Desta  transposição concluímos que o ponto onde a Foto 0 foi tirada corresponde a estar a meio do antigo pântano, as fotos 1, 2 (a, b e c) e 3 (a e b) foram tiradas aproximadamente no que corresponde a estar na parte sul do pântano ou na sua berma, as fotos 4 (a e b) foram tiradas no que corresponde a estar no meio do pântano e a foto 5 foi tirada num ponto da berma sul do antigo pântano. Estas marcações são dos pontos onde foram tiradas as fotos.
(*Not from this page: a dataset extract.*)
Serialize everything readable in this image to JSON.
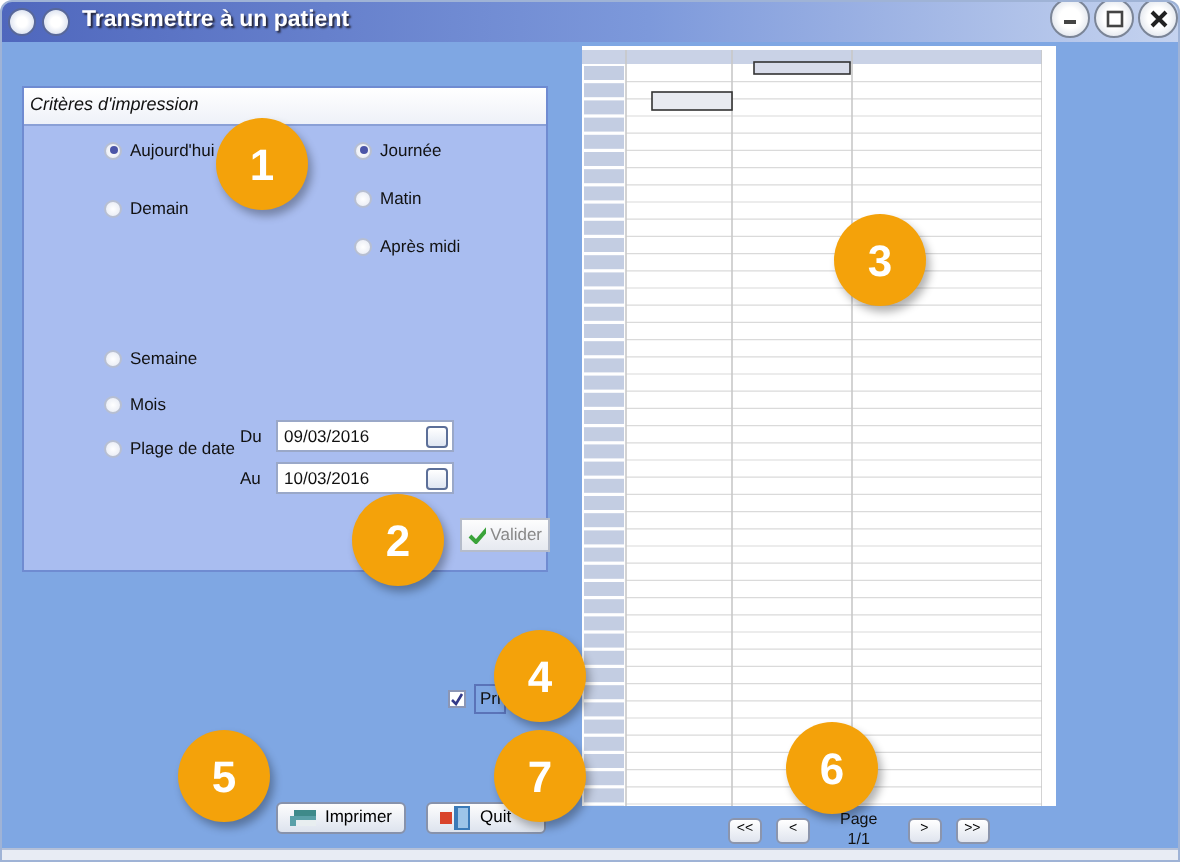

Como em todas as fotos há água espalhada por todo o lado, não é muito dificil concluir que as zonas mais inundáveis da baixa ou estão exactamente onde era o antigo pântano ou nas suas proximidades (de notar por ex. que a foto 5 foi tirada onde seria a berma do pântano mas a zona inundada seria no pântano se quisermos ir ao pormenor).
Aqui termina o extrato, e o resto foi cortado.